Missy Chase Lapine, the children’s cookbook author who claims Jessica Seinfeld – the comedian’s wife (pictured) – “brazenly plagiarized” her work is now taking it up a notch by slapping both Jessica and Jerry with lawsuits. She’s accusing Jerry of defamation because when the scandal made headlines back in October, Jerry went on TV and talked some trash that was as arrogant as it was stupid.
On Letterman, the funny boy characterized Lapine as a “wacko” stalker and tried to bond with his good-time buddy Dave, saying, “I have wackos, you have wackos. And, you know, if you read history, many of the three-name people do become assassins. Mark David Chapman. And you know, James Earl Ray. So that's my concern.” On E! he dismissed Lapine as a "nut job like the guy I went to college with who claimed I stole the whole TV series from him."

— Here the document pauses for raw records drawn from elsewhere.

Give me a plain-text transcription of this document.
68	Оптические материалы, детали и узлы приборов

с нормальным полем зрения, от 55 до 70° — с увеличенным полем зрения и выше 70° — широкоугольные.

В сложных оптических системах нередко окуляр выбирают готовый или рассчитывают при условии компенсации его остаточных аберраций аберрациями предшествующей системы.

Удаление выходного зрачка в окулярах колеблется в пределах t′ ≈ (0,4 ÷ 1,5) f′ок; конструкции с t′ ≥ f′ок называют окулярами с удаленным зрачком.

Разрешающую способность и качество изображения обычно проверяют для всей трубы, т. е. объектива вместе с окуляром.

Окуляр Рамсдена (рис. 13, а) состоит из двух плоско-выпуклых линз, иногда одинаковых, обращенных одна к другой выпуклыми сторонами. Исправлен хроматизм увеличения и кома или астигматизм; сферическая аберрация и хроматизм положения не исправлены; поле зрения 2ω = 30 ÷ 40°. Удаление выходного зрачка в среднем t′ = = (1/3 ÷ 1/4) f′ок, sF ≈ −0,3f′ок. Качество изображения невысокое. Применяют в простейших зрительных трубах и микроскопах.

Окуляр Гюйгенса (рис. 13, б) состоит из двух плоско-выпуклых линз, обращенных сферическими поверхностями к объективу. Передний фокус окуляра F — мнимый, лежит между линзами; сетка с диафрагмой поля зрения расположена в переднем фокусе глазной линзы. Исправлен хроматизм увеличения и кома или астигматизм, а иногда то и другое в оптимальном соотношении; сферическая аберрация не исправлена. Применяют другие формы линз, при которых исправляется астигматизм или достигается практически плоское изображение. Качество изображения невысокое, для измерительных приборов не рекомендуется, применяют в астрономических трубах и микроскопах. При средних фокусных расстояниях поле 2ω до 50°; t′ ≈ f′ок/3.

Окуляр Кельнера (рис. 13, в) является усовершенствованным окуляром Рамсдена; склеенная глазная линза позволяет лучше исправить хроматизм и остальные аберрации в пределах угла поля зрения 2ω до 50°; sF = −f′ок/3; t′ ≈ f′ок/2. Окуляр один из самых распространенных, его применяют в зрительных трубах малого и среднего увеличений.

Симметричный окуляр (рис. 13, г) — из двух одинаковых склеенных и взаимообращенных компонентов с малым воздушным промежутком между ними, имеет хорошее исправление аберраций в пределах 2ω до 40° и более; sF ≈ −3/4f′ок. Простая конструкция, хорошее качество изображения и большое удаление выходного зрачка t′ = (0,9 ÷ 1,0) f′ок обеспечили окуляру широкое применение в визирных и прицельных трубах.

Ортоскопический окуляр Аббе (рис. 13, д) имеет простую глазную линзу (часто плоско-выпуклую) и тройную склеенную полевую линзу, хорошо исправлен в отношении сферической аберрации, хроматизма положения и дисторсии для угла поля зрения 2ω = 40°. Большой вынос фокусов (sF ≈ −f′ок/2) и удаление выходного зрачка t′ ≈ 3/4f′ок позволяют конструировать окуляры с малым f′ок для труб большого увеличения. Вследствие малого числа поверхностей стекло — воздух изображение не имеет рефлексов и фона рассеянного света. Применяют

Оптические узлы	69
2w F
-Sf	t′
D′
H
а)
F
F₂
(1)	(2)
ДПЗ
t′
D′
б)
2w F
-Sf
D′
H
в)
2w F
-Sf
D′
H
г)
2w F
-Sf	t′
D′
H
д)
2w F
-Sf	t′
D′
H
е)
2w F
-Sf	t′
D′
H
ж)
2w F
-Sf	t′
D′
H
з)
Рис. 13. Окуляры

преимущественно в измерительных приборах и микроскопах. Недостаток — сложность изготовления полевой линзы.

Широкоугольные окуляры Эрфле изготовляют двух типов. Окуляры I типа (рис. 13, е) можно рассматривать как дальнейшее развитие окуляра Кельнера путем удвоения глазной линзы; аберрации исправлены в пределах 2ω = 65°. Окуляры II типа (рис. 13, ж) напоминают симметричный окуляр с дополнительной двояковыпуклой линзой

Stop helping, Jerry. The main thrust of the suit accuses Jessica of trademark infringement for “writing” a how-to guide for sneaking pureed vegetables into things like chocolate chip cookies. Her book, titled Deceptively Delicious, was published by HarperCollins and sold millions of copies after she plugged it on Oprah. Lapine’s book, The Sneaky Chef, was twice rejected by HarperCollins – the second time just two weeks before they met with Seinfeld. And besides the identical concepts, many of Seinfeld’s recipes are suspiciously similar to the ones in Lapine’s book.
Jessica might want to stop addressing the scandal in public, too. In defending herself in a blog post titled “The Deception Debate”, she calls the accusation “silly” because it’s about “who made up pureed vegetables.” (We thought it was about copyright infringement.) To prove how unoriginal her book is, she lists a few other books published before hers that are based on tricking kids to eat healthy, books like Lapine’s The Sneaky Chef.
Quick survey: How long before this is settled out of court for an undisclosed sum?